Haverão momentos em que o mal baterá à sua porta, e você se verá diante da dor, do questionamento, da incerteza. Mas, mesmo assim, você é chamado a responder com fé, com esperança, com amor.
Não se trata de fugir das perguntas, mas de caminhar, passo a passo, sendo o sal da terra, que não perde o seu sabor. Pois, como diz em Mateus 5, versículo 13, 'vós sois o sal da terra; mas, se o sal vier a ser insípido, com que se há de salgar?'
O fato de ser cristão não retira o peso do mundo sobre as suas costas, muito embora alguns assim acreditem, não somos santos perante pecadores, somos falhos que resolveram encarar a si mesmo, diante a nossa robustez diminuta.
As falhas que se somam ao a_caso de viver, são repelidas e expostas pela polícia moral que não segue a cartilha que nos fora ensinada quando "bebês na fé", porém não percebidas pela maturidade que a vida por si mesmo procede.
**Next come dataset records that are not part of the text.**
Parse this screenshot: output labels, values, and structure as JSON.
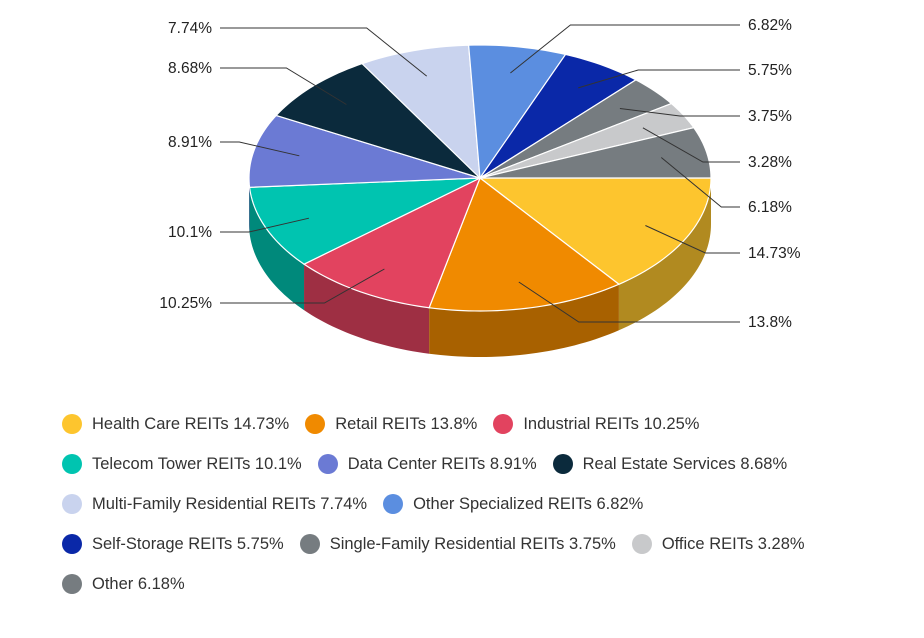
{
  "chart_data": {
    "type": "pie",
    "style": "3d",
    "title": "",
    "slices": [
      {
        "name": "Health Care REITs",
        "value": 14.73,
        "label": "14.73%",
        "legend": "Health Care REITs 14.73%",
        "color": "#fdc52e"
      },
      {
        "name": "Retail REITs",
        "value": 13.8,
        "label": "13.8%",
        "legend": "Retail REITs 13.8%",
        "color": "#f08a00"
      },
      {
        "name": "Industrial REITs",
        "value": 10.25,
        "label": "10.25%",
        "legend": "Industrial REITs 10.25%",
        "color": "#e2435f"
      },
      {
        "name": "Telecom Tower REITs",
        "value": 10.1,
        "label": "10.1%",
        "legend": "Telecom Tower REITs 10.1%",
        "color": "#00c4b0"
      },
      {
        "name": "Data Center REITs",
        "value": 8.91,
        "label": "8.91%",
        "legend": "Data Center REITs 8.91%",
        "color": "#6b7ad4"
      },
      {
        "name": "Real Estate Services",
        "value": 8.68,
        "label": "8.68%",
        "legend": "Real Estate Services 8.68%",
        "color": "#0b2a3c"
      },
      {
        "name": "Multi-Family Residential REITs",
        "value": 7.74,
        "label": "7.74%",
        "legend": "Multi-Family Residential REITs 7.74%",
        "color": "#c9d3ee"
      },
      {
        "name": "Other Specialized REITs",
        "value": 6.82,
        "label": "6.82%",
        "legend": "Other Specialized REITs 6.82%",
        "color": "#5b8ee0"
      },
      {
        "name": "Self-Storage REITs",
        "value": 5.75,
        "label": "5.75%",
        "legend": "Self-Storage REITs 5.75%",
        "color": "#0a28a8"
      },
      {
        "name": "Single-Family Residential REITs",
        "value": 3.75,
        "label": "3.75%",
        "legend": "Single-Family Residential REITs 3.75%",
        "color": "#767c80"
      },
      {
        "name": "Office REITs",
        "value": 3.28,
        "label": "3.28%",
        "legend": "Office REITs 3.28%",
        "color": "#c8c9cb"
      },
      {
        "name": "Other",
        "value": 6.18,
        "label": "6.18%",
        "legend": "Other 6.18%",
        "color": "#767c80"
      }
    ],
    "legend_position": "bottom"
  }
}
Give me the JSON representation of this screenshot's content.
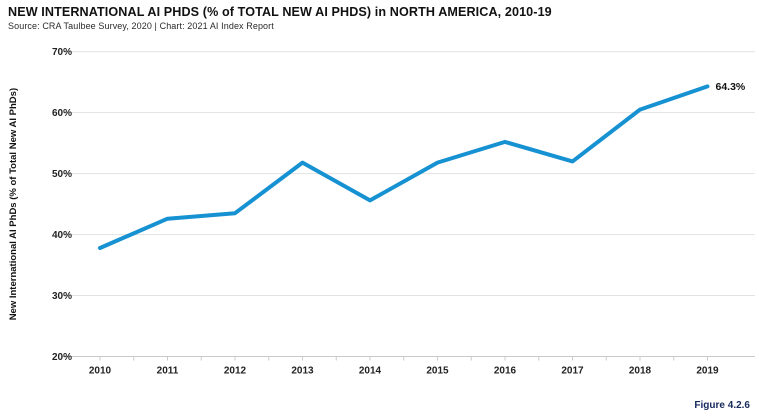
{
  "header": {
    "title": "NEW INTERNATIONAL AI PHDS (% of TOTAL NEW AI PHDS) in NORTH AMERICA, 2010-19",
    "source": "Source: CRA Taulbee Survey, 2020 | Chart: 2021 AI Index Report"
  },
  "footer": {
    "figure_label": "Figure 4.2.6"
  },
  "chart_data": {
    "type": "line",
    "title": "NEW INTERNATIONAL AI PHDS (% of TOTAL NEW AI PHDS) in NORTH AMERICA, 2010-19",
    "categories": [
      "2010",
      "2011",
      "2012",
      "2013",
      "2014",
      "2015",
      "2016",
      "2017",
      "2018",
      "2019"
    ],
    "values": [
      37.8,
      42.6,
      43.5,
      51.8,
      45.6,
      51.8,
      55.2,
      52.0,
      60.5,
      64.3
    ],
    "end_label": "64.3%",
    "xlabel": "",
    "ylabel": "New International AI PhDs (% of Total New AI PhDs)",
    "ylim": [
      20,
      70
    ],
    "ytick_labels": [
      "20%",
      "30%",
      "40%",
      "50%",
      "60%",
      "70%"
    ],
    "ytick_values": [
      20,
      30,
      40,
      50,
      60,
      70
    ],
    "grid": "horizontal",
    "legend": "none",
    "colors": {
      "line": "#1691D2",
      "grid": "#E2E2E2",
      "axis": "#CBCBCB",
      "tick_text": "#222222",
      "label_text": "#111111"
    }
  }
}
Não posso, contudo, esconder o choque do que falo, penso e não ajo. Diante das falhas, das incertezas do que virá, o maior conforto para si é a fortaleza que é a fé em Cristo Jesus te manterá de pé. Na en_cenação de Pedro, que teve coragem de sair do barco, sejamos ousados em caminhar rumo a Jesus, confiando nEle, sem olhar para o vento, mas olhando somente para quem o é em sua totalidade, Ele.
Para ser sincero, a maior encenação de todas, é crermos em nossas próprias certezas, sem, contudo, nunca prová-las de fato, mas, se nesta minha incerteza de que crer sozinho não for suficientemente forte, que assim, possa agir sobre os meus atos, e não limitar-me a apenas crê, mas no permanecer! E o permanecer será o mais concreto ato de demonstrar em minha religiosidade uma escolha de minha autenticidade.